Jakarta · Senin, 17 Agustus 2026Cari
WargaKonoha

Bea Cukai Gagalkan Penyelundupan 99,5 Ton Rotan ke Tawau Malaysia, Ada 2 Tersangka

Direktorat Jenderal Bea dan Cukai (DJBC) menggagalkan penyelundupan 99,5 ton rotan utuh yang akan diekspor secara ilegal ke Tawau, Malaysia. Penindakan dilakukan tim gabungan P2 Bea Cukai, Kanwil Bea Cukai Kalbagtim, Bea Cukai Tarakan, dan Bea Cukai Nunukan pada 18 Juni 2026. Petugas berhasil menghentikan kapal KLM Brothers di perairan perbatasan Indonesia-Malaysia dan menemukan 1.493 bundel rotan jenis segah dengan nilai diperkirakan mencapai Rp 4,28 miliar.

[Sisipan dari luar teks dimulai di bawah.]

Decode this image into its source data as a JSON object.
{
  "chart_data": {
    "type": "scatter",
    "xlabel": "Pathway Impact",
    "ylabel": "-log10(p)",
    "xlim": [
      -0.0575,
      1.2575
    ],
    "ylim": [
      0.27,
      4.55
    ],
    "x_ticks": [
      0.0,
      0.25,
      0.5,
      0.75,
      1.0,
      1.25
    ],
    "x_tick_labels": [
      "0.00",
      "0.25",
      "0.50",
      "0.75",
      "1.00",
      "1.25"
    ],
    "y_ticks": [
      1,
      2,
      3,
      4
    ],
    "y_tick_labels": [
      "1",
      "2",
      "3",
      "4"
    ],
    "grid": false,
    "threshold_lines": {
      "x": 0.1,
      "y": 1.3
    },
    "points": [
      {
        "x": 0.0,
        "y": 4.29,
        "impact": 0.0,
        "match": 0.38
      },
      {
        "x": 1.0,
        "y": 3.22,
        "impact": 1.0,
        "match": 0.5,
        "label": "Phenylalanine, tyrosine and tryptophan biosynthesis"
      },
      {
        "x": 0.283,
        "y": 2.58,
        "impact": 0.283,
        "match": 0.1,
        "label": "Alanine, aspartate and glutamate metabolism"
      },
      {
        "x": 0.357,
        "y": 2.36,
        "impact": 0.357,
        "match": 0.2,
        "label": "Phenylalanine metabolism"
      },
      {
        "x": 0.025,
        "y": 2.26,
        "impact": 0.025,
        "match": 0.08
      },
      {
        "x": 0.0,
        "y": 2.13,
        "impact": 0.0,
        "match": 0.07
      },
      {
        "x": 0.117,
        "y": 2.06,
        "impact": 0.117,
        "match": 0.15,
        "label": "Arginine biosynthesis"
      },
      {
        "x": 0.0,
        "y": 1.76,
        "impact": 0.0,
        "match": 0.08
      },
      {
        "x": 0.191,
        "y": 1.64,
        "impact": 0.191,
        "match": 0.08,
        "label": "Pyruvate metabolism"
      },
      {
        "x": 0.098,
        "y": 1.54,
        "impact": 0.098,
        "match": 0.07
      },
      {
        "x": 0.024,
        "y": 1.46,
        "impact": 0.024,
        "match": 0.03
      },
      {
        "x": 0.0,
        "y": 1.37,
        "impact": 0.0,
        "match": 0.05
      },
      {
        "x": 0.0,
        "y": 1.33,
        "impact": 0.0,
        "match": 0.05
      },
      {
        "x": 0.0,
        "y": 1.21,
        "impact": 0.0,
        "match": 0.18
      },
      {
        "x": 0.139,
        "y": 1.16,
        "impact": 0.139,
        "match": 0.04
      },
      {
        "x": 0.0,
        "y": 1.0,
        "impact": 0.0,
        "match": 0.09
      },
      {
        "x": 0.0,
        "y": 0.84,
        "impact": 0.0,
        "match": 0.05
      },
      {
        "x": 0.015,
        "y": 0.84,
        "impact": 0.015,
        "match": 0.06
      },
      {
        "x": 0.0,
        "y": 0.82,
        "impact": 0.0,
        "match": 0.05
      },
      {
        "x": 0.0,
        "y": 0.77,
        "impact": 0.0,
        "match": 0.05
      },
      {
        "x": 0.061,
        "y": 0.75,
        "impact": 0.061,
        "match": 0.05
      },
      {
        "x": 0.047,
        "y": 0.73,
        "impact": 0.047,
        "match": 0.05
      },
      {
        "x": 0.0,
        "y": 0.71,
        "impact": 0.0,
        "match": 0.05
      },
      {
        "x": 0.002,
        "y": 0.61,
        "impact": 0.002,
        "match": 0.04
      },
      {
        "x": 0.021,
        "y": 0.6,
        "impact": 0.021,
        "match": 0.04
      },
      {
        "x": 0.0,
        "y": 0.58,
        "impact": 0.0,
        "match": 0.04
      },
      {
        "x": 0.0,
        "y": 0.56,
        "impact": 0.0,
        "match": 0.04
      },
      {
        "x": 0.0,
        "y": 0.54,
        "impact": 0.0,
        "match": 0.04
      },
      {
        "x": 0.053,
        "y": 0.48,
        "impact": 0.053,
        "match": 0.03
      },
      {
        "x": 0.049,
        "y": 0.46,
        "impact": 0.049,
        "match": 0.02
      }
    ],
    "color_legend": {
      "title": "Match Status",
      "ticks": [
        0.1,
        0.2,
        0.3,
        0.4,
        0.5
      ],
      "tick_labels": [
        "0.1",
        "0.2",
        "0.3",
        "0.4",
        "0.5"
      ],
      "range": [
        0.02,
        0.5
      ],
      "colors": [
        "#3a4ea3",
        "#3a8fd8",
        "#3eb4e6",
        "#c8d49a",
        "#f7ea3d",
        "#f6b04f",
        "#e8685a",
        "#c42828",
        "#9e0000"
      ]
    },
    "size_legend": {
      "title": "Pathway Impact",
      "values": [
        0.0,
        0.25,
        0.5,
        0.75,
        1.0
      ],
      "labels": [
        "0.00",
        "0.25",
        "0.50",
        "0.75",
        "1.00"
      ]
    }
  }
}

Dua orang telah ditetapkan sebagai tersangka dalam kasus ini, dan proses penyidikan mas masih berlangsung. Kepala Kanwil Bea Cukai Kalbagtim, Bagus Nugroho Tamtomo Putro, menyatakan bahwa ekspor rotan ilegal merupakan tindak pidana perdagangan dan kepabeanan yang merugikan negara serta industri nasional.

Penindakan ini bertujuan melindungi ketersediaan bahan baku rotan untuk industri dalam negeri, terutama sektor mebel dan kerajinan yang didominasi UMKM. Dengan menjaga rotan tetap tersedia di dalam negeri, pemerintah berupaya meningkatkan nilai tambah ekonomi lokal dibandingkan hanya menjual bahan mentah ke luar negeri.